“Was not their mistake once more bred of the life of slavery that they had been living?—a life which was always looking upon everything, except mankind, animate and inanimate—‘nature,’ as people used to call it—as one thing, and mankind as another, it was natural to people thinking in this way, that they should try to make ‘nature’ their slave, since they thought ‘nature’ was something outside them” — William Morris


Sunday, March 8, 2015

Bergen, Southend, New York

Madness. Martin Clark's exhibition follow up to the one I was at, plus Björk, plus Paul Johnson (as in: I'll be talking at it next week!) in one place, Art Review's list of ten shows you need to see.

Björk at MoMA, New York, 8 March – 7 June

Even following recent institutional retrospectives for Kraftwerk and David Bowie, a MoMA survey of Björk’s last two decades may register as pushing it. Yet artist and venue effectively meet in the relativist middle, since neither are what they once were – the institution, like many others, now something of a populist funhouse; the Icelandic musician, her lauded new album aside, lately appearing increasingly interested in multimedia projects like 2011’s record, app and invented-instruments live extravaganza Biophilia. Of course, Björk is a cross-media phenom in general, her videos trumping many artists’ work for ideation, her acting winning prizes at Cannes, etc. Björk additionally promises the increasingly de rigueur upending of the survey format, embedding a semifictional biographical narrative (written with Icelandic writer Sj.n) and building to an ‘immersive music and film experience’ made with LA filmmaker/ artist Andrew Thomas Huang and design team Autodesk.

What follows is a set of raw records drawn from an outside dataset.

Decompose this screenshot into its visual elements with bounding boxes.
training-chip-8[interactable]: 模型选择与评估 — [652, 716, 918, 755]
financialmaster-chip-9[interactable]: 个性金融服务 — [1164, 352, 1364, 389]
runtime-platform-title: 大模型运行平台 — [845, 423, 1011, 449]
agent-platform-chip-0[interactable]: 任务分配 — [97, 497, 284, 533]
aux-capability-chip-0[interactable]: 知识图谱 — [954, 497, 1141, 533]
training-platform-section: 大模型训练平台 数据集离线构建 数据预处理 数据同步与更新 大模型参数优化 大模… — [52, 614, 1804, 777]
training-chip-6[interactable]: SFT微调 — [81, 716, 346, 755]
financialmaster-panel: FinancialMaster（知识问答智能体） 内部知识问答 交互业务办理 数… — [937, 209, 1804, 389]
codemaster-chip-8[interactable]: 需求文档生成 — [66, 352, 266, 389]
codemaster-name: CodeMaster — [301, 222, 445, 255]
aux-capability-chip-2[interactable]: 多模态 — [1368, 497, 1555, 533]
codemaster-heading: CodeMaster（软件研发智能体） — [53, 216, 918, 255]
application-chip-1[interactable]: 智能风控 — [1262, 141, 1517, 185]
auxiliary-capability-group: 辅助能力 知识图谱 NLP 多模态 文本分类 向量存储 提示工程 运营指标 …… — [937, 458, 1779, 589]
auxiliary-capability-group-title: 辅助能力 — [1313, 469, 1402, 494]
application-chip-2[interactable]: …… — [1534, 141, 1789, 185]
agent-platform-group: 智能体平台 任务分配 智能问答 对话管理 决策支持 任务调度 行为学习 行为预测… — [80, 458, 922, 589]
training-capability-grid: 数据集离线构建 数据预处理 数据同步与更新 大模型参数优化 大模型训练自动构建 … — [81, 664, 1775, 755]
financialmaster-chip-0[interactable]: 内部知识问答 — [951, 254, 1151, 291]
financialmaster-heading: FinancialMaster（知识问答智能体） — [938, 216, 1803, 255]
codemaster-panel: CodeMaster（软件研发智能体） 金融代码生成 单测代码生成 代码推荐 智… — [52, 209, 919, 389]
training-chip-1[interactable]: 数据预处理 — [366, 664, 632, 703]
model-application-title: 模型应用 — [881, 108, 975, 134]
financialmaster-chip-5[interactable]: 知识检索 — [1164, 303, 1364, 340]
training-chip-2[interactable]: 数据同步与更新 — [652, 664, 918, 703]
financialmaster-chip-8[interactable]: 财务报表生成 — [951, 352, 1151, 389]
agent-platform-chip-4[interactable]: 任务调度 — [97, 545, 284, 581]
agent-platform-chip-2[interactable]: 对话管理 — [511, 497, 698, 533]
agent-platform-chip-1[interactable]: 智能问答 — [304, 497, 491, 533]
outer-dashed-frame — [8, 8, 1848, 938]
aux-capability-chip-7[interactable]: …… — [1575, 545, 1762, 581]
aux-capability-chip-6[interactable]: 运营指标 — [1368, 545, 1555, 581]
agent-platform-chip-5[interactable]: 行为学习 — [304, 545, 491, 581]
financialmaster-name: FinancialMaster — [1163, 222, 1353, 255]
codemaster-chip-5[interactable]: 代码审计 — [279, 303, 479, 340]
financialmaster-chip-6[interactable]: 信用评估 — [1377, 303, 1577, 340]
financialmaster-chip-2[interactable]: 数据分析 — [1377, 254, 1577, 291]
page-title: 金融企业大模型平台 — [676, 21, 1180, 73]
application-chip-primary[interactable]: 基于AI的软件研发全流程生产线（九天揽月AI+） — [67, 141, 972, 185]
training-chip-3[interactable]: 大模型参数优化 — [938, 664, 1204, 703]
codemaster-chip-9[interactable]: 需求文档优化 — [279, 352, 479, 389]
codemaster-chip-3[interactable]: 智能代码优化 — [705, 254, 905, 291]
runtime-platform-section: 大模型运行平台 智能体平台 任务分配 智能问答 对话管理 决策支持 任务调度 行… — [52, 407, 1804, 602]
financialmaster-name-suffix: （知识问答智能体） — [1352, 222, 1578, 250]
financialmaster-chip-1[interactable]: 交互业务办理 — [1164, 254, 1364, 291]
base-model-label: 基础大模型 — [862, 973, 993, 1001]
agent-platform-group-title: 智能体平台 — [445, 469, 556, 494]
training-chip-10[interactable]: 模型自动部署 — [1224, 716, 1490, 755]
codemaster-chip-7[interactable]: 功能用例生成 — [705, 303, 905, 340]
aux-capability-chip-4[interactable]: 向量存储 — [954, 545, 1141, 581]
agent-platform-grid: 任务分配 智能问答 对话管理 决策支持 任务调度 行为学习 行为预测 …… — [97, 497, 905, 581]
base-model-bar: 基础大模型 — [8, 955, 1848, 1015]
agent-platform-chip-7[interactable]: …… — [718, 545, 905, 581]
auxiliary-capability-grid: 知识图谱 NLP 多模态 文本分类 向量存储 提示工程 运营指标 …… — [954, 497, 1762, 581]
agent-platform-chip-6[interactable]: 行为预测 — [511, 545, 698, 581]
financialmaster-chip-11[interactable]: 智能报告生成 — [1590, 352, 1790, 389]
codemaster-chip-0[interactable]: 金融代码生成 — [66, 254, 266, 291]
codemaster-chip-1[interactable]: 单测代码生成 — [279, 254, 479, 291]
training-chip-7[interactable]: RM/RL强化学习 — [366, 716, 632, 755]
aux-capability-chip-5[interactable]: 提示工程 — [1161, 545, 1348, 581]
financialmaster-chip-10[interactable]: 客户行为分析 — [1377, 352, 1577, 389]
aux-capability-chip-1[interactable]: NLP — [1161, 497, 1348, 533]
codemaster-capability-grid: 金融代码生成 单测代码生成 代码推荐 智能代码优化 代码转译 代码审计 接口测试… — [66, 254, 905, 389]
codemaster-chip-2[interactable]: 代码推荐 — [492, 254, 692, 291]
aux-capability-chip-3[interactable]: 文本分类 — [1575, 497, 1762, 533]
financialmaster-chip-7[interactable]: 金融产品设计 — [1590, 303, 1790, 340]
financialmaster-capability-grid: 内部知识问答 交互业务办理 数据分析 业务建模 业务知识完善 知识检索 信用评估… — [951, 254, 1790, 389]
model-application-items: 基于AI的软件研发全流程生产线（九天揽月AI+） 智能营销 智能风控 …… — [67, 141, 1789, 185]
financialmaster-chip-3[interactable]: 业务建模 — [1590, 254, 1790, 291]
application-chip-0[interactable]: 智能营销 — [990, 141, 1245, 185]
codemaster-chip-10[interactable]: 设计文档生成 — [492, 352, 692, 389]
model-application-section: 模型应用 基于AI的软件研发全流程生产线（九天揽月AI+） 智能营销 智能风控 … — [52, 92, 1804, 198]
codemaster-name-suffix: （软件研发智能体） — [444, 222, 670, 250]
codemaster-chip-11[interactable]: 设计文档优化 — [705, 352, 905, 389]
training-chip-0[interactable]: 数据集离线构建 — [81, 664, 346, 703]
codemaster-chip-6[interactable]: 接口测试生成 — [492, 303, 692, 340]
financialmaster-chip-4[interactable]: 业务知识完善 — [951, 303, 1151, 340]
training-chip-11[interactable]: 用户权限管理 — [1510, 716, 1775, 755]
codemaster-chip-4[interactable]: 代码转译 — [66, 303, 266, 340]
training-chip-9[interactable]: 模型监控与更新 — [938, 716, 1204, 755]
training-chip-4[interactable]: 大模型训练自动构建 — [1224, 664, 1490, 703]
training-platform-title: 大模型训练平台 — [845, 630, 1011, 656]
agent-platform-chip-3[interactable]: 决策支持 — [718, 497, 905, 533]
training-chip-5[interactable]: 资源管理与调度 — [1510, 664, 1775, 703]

Simon Ling at Bergen Kunsthall, through 5 April

Simon Ling’s exhibition at Bergen Kunsthall, The Showing Uv It, also sets itself against a sci-fi backdrop: Russell Hoban’s exceptional 1980 novel Riddley Walker, set a couple of thousand years in the future in a postapocalyptic Kent where language has regressed (à la the exhibition title) and a new generation is struggling, in part, to understand objects and what can be intuited of their inner realities. This is surprisingly germane to the English painter’s plein-air urban landscapes and studio-constructed still lifes, which intently track – and rebuild through tilted planes and subtle, pulsing distortion – the haphazard bricolage of London streets and tumbling arrangements of objects. If the looking couldn’t feel closer, hot fringes of fluorescent orange amid the realist paint-handling suggests a transfigured world beneath the outward one, one we can’t quite grasp; as Bergen Kunsthall curator Martin Clark has noted, Ling’s method also has resonances with speculative realism, making him a rare painter broaching that philosophic territory. 

Paul Johnson at Focal Point, Southend-on-Sea, through 4 April

At Focal Point, simultaneously, is a mise-en-scène that also feels emphatically after – Paul Johnson’s The Sunless Sea, in which the British artist zooms into futurity in order to consider how we might see the present from then – as a post-utopian scrapyard of sorts, it seems. Processes of time collaborate with the artist’s hand: a dune buggy, made from recycled parts, stands upended and rusted, while ‘sculpture’ as a category also comes to encompass something – seemingly a wallet, though it no longer looks like one – that accreted for five years in one of Johnson’s pockets. Meanwhile, a jerryrigged mythology is suggested by mixing imagery from ancient Yemen with traces of beer crates and plastic bottles. If this sounds like a downer, though, the intent is to blow on embers: to quote the gallery concerning works made from leftover wood in the artist’s studio, ‘The sense of significance bestowed to the objects, which would more commonly be disregarded, offers optimism that these moments of utopia will be regarded in the future and offer a glimmer of hope that such thinking could exist once more.’